Chris Weimer is a doctoral candidate and Chancellor’s Graduate Teaching Fellow in Classics. He received his B.A. in Latin and Greek with a minor in Judaic Studies from the University of Memphis and an M.A. from San Francisco State, where he was awarded the Ungaretti Translation Award. His Master’s thesis examined the role foreign (chiefly Scythian, Egyptian, and Persian) religion played in ethnic discourse in Herodotus’ Histories. Chris has written and presented on topics such as Roman reception of Greek literature, Greek reception of Roman hegemony, and cannibalism in the Mediterranean and Near East. He served as a research assistant for Professor Megan Williams on the Enmansche Kaisergeschichte in 2010-2011 and teaches courses at Brooklyn College and Queens College. In 2014, he also was the co-chair of the CUNY Graduate Student Conference in the Classics. Chris maintains active interest in archaic Greek literature, cross-cultural trade and interaction, and ancient religion.



Ayla Wing is an M.A. student in Classics. She received her B.A. in Latin Language & Literature with a concentration in Secondary Education from the University of Michigan - Ann Arbor. She currently works as a middle school Latin, ELA, and Social Studies teacher at a public school in Manhattan. Her main research interests are Latin pedagogy, particularly the application of Second Language Acquisition principles to the Latin language, as well as modern reception of Roman poetry and politics and disability studies.
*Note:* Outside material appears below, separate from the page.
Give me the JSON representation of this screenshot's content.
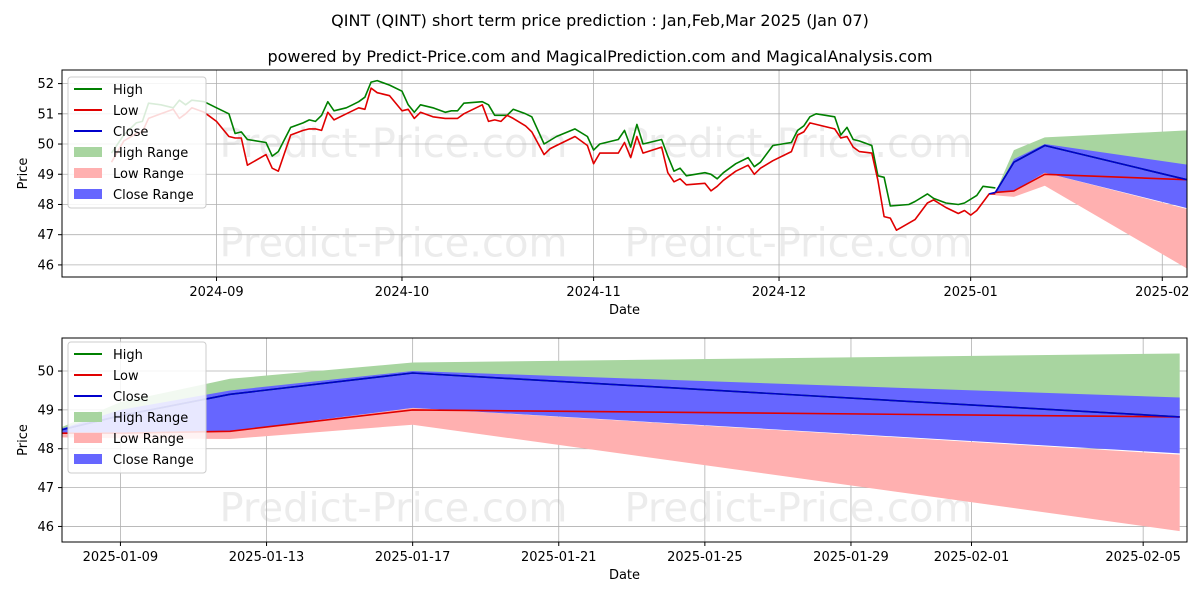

John Young is a Ph.D. student and a Graduate Fellow in Classics. He received a B.A. in Classics from the University of Texas and an M.A. in Adolescent Education (Grades 7 -12) in Latin from Hunter College. He has taught Latin at the secondary school level for more than ten years. John is currently serving as president of SALVI (The North American Institute of Living Latin Studies). His main interests include Latin prose and poetry and the resuscitation of the use of Latin among scholars for contemporary communications. His main area of research at this time is the ancient use of land in practice and in poetry and the influence these exert on later ages.